British-American historian and folklorist (c.1926–2020)

Doris Whipple Jones-Baker (c. 1926-7 June 2020) was a British-American historian and folklorist.

==Career==
Jones-Baker is a graduate of the University of California and George Washington University. She completed her PhD in history at University College London and held a fellowship at the Fletcher School of Law and Diplomacy.

Doris initially worked for the US State Department as a historian before she moved to England with her husband, Lionel, in 1960. They settled in Whitwell, Hertfordshire.

Jones-Baker published numerous articles and books on Hertfordshire history and folklore and English medieval graffiti. She served on the council of the Hertfordshire Association for Local History, and the East Hertfordshire Archaeological Society. She was a co-editor of Hertfordshire Archaeology and served as a councillor and editorial member of the Huguenot Society of Great Britain and Ireland.

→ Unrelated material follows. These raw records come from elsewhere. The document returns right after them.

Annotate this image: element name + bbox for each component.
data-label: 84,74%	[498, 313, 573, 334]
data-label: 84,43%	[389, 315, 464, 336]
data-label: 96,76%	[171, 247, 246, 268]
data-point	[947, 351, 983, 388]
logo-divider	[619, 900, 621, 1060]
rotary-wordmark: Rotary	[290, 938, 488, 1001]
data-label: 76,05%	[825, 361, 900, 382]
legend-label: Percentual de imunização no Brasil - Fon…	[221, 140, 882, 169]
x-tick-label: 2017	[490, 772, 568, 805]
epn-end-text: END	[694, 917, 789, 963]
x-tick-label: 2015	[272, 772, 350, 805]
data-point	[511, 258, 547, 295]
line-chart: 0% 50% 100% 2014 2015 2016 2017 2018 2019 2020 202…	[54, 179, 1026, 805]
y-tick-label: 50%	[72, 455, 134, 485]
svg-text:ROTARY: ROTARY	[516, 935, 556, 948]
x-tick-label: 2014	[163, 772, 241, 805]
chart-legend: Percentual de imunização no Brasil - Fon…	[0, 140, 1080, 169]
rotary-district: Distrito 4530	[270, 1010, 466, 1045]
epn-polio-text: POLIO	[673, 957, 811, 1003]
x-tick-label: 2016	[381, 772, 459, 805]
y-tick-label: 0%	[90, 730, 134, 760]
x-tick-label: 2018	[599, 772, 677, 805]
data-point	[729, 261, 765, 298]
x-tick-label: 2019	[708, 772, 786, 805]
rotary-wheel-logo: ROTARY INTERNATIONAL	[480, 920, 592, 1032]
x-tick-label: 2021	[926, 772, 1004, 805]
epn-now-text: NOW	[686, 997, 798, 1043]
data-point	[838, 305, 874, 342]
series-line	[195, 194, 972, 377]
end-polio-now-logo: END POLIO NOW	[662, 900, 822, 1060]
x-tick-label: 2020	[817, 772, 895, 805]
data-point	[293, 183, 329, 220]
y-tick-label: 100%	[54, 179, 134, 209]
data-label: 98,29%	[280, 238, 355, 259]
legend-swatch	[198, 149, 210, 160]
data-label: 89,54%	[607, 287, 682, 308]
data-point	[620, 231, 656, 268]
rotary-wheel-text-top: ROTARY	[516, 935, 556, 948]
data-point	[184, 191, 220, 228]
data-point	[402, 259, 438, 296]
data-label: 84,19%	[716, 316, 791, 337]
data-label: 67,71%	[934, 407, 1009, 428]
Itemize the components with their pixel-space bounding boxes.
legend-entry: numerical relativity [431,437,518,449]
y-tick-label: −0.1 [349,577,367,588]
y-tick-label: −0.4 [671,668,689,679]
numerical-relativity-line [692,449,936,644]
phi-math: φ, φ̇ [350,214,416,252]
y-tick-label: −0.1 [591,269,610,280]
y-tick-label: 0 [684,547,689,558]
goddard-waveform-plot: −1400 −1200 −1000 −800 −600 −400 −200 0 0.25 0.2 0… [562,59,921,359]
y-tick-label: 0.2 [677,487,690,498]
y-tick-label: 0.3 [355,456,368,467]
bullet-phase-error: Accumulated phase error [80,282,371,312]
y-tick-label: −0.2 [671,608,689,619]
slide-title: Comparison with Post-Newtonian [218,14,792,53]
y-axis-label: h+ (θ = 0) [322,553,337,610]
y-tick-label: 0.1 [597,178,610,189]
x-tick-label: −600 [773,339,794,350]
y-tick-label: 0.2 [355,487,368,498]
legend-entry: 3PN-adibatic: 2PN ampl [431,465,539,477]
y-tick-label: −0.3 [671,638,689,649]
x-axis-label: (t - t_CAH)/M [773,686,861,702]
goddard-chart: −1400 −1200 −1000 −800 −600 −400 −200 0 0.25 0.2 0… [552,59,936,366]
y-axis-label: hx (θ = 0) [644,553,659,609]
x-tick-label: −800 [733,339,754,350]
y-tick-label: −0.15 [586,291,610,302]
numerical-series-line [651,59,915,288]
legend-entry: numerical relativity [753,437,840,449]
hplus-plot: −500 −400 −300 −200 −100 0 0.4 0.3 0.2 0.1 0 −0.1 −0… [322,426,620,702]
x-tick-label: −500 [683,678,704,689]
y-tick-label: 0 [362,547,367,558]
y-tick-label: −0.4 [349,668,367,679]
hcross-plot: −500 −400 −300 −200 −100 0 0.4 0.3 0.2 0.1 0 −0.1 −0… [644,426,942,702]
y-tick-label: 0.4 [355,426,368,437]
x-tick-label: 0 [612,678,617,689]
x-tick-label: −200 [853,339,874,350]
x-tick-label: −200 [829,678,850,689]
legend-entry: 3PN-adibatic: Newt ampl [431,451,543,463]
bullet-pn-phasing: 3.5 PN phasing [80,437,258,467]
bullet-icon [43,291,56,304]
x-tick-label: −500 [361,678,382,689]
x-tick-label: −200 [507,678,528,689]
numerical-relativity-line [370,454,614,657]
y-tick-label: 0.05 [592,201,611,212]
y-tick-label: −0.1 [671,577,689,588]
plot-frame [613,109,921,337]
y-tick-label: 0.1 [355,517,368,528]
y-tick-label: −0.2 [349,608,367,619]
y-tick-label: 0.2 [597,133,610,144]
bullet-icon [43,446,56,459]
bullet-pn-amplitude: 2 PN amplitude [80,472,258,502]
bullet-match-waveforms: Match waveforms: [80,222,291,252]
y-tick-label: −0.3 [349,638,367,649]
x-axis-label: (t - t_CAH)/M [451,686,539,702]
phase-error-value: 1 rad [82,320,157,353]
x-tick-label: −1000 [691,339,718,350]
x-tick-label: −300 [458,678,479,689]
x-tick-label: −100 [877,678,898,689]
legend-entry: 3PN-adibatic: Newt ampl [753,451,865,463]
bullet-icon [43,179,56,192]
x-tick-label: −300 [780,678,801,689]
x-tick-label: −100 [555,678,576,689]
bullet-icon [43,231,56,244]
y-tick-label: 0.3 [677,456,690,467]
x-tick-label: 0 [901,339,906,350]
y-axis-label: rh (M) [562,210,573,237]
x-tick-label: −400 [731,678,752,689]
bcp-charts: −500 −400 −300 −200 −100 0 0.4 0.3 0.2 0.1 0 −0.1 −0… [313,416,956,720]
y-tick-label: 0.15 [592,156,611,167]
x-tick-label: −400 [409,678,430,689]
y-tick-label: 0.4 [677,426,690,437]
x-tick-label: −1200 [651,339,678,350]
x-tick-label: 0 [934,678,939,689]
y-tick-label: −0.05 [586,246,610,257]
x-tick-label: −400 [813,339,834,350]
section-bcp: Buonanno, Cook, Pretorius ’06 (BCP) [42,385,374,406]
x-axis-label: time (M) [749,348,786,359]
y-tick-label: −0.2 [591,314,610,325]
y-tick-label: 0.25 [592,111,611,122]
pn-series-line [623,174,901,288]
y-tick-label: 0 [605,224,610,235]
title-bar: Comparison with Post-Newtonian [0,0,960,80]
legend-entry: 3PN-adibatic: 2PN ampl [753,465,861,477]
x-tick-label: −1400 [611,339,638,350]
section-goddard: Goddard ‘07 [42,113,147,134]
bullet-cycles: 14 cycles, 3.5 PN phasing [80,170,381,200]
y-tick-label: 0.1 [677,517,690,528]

She was elected as a fellow of the Society of Antiquaries of London in March 1982 and was also a Fellow of the Royal Society of Arts.

==Select publication==
- Jones-Baker, D. 1974. Old Hertfordshire Calendar.
- Jones-Baker, D. 1977. The Folklore of Hertfordshire.
- Jones-Baker, D. 1987. Tales of Old Hertfordshire.
- Jones-Baker, D. 1989. "Graffito drawing of a medieval window, Welbourn Church, Lincolnshire", Antiquaries Journal 69, 312-314.
- Jones-Baker, D. 1990 A history of the Parish Church of St. Paul's Walden, Hertfordshire
- Jones-Baker, D. (ed) 1991. Hertfordshire in History: Papers presented to Lionel Munby.